Ailleurs, on s’interroge sur la capacité à maintenir un niveau d’excellence dans les formations et les diplômes délivrés si l’université devenait « trop accueillante ». Désormais le clivage entre ceux qui pensent que l’université doit permettre la stricte transmission des savoirs et ceux qui osent imaginer qu’elle tienne un rôle majeur dans l’accès à la connaissance pour tous, devient plus évident et même plus inquiétant. Dans un article publié par Le Devoir en début d’année, le professeur en sciences politique de l’UQAM, Francis Dupuis-Déri, nous rappelle qu’au lieu de nous inquiéter que « le Fonds de recherche du Québec demande aux candidats de bourses doctorales de réfléchir à l’enjeu de la diversité dans leur projet » ou encore « que la nouvelle présidente de l’Université Harvard, la politologue Claudine Gay, ait été choisie — dit-on — parce qu’elle est afro-américaine d’origine haïtienne, alors que son dossier universitaire ne serait pas à la hauteur pour ce poste », nous devrions nous féliciter de ce que « la diversité a tendance à favoriser les innovations dans la recherche et l’enseignement » comme le montre des travaux de certains chercheurs.

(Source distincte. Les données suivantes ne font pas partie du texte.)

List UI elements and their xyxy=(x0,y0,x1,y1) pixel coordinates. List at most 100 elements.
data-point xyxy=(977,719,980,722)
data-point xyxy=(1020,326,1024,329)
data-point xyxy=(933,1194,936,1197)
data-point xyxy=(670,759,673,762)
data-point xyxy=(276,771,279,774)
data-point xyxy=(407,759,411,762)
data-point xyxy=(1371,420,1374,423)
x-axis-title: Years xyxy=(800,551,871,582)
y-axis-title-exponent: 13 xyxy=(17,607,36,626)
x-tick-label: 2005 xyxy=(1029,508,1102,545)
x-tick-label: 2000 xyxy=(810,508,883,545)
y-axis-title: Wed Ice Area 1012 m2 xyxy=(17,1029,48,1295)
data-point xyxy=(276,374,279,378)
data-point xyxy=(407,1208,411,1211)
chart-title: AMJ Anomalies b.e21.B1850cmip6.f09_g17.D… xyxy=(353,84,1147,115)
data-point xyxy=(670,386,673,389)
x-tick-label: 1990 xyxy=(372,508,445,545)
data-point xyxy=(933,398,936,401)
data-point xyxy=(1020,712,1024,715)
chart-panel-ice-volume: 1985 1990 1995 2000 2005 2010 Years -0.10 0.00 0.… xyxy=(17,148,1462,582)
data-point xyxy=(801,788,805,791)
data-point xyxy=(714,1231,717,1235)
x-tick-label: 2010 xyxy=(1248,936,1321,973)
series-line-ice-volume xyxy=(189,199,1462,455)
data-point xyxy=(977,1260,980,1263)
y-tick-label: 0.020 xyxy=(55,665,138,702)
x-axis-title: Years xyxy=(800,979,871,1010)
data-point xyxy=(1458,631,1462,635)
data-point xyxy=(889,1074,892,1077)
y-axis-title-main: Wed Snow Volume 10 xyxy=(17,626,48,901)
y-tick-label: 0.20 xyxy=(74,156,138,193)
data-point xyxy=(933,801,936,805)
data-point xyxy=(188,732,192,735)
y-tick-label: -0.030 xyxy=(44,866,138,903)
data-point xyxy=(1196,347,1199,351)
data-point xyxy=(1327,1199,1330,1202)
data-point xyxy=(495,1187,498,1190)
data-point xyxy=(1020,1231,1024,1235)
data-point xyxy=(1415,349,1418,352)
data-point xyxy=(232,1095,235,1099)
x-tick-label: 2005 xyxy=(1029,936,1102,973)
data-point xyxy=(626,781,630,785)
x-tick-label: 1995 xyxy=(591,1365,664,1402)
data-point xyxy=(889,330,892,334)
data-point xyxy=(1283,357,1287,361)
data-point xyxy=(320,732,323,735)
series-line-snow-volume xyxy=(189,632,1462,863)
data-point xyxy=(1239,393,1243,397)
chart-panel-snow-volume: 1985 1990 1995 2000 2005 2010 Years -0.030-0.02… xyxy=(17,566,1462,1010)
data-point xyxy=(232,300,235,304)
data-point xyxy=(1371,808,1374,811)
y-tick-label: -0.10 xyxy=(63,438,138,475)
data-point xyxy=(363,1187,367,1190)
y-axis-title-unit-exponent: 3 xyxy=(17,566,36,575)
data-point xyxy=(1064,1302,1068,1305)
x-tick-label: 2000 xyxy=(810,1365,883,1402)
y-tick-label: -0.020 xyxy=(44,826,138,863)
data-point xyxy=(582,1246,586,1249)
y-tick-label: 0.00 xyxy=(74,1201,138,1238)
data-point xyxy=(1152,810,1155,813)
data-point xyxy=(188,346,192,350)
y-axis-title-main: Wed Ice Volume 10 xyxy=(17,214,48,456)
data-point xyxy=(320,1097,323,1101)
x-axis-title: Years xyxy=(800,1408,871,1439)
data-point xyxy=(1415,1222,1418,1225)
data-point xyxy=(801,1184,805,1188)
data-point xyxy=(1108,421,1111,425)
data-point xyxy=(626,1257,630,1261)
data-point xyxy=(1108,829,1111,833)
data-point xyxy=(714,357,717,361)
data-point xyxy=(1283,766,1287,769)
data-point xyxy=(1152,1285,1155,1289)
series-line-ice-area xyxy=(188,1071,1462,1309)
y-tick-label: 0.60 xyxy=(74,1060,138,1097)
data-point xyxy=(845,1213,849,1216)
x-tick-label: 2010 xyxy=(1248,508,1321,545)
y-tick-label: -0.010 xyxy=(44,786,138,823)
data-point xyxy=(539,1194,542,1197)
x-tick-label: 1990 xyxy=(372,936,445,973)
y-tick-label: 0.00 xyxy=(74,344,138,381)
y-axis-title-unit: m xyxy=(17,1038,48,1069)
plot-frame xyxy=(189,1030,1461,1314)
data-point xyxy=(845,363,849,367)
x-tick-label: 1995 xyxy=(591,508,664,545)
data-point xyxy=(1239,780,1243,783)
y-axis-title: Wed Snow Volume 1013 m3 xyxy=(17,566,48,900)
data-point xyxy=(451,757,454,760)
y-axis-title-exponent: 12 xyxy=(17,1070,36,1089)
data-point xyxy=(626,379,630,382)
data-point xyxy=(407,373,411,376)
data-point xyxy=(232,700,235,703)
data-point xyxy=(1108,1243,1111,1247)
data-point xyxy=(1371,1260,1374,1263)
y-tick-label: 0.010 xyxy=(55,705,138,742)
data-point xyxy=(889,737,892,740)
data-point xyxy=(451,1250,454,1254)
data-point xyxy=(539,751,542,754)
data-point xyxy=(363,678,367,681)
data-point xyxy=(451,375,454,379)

Ainsi la diversité est-elle vue de… diverses manières !

Elle fait, par exemple, l’objet d’un plan « inclusion et diversité » à l’Université Paris 8 Vincennes- Saint-Denis, implantée au cœur du Grand Paris, ainsi qu’elle aime à se présenter. « Elle porte une vision basée sur la réponse aux enjeux contemporains par des approches alternatives, critiques, créatives, innovantes, inclusives et solidaires en matière de formation et de recherche. Fortement engagée pour répondre aux défis actuels, elle favorise des liens étroits entre le monde académique et la société civile à toutes les échelles qui permettent l’émergence d’approches et de projets innovants. » On apprend dans ce plan que l’université accueille plus de 21% d’étudiants domiciliés dans des Quartiers Prioritaires de la Ville (QPV) mais aussi quelques 500 étudiants provenant de la « ruralité » ou encore à peu près autant en situation de handicap (soit 1,8% des 22 863 étudiants dont 7000 étrangers). Mais son engagement est aussi lisible dans les programmes proposés comme par exemple, un Master d’étude sur le genre, un Master diversités et discriminations, et un diplôme universitaire violences faites aux femmes.

L’exemple récent de la relative « démocratisation » de Sciences Po, dont les mesures d’ouvertures à des étudiants de toutes classes sociales datent déjà de plus de 20 ans, souligne que la diversité souhaitée ou affichée par beaucoup n’est pas encore pour aujourd’hui. L’université universelle est toujours en construction. Alors que le milieu du 20ème siècle ouvrait de nouvelles perspectives, la chercheuse et autrice Agnès Van Zanten, précise : « Les chercheurs font tous le constat d’un arrêt de la démocratisation toute relative de l’accès aux grandes écoles qui a eu lieu entre les années 1930 et les années 1960. À partir des années 1970, on remarque plutôt une fermeture. Et les travaux plus récents de plusieurs économistes de l’École d’économie de Paris, dont Julien Grenet4, observent une stabilité très grande en ce qui concerne la proportion d’enfants des milieux populaires dans ces établissements, qui se situe entre 9 et 10 %, au cours des dernières années. »

Malheureusement la diversité est un long chemin, y compris dans le monde universitaire, ou rappelons-le, comme ailleurs, « des études montrent qu’on évalue plus généreusement la candidature d’un homme que d’une femme, sans oublier les biais racistes ».

Un jour prochain, les universités en France et dans le monde, seront réellement universelles. Elles y parviendront en acceptant la diversité à tous les niveaux pour leur plus grande richesse.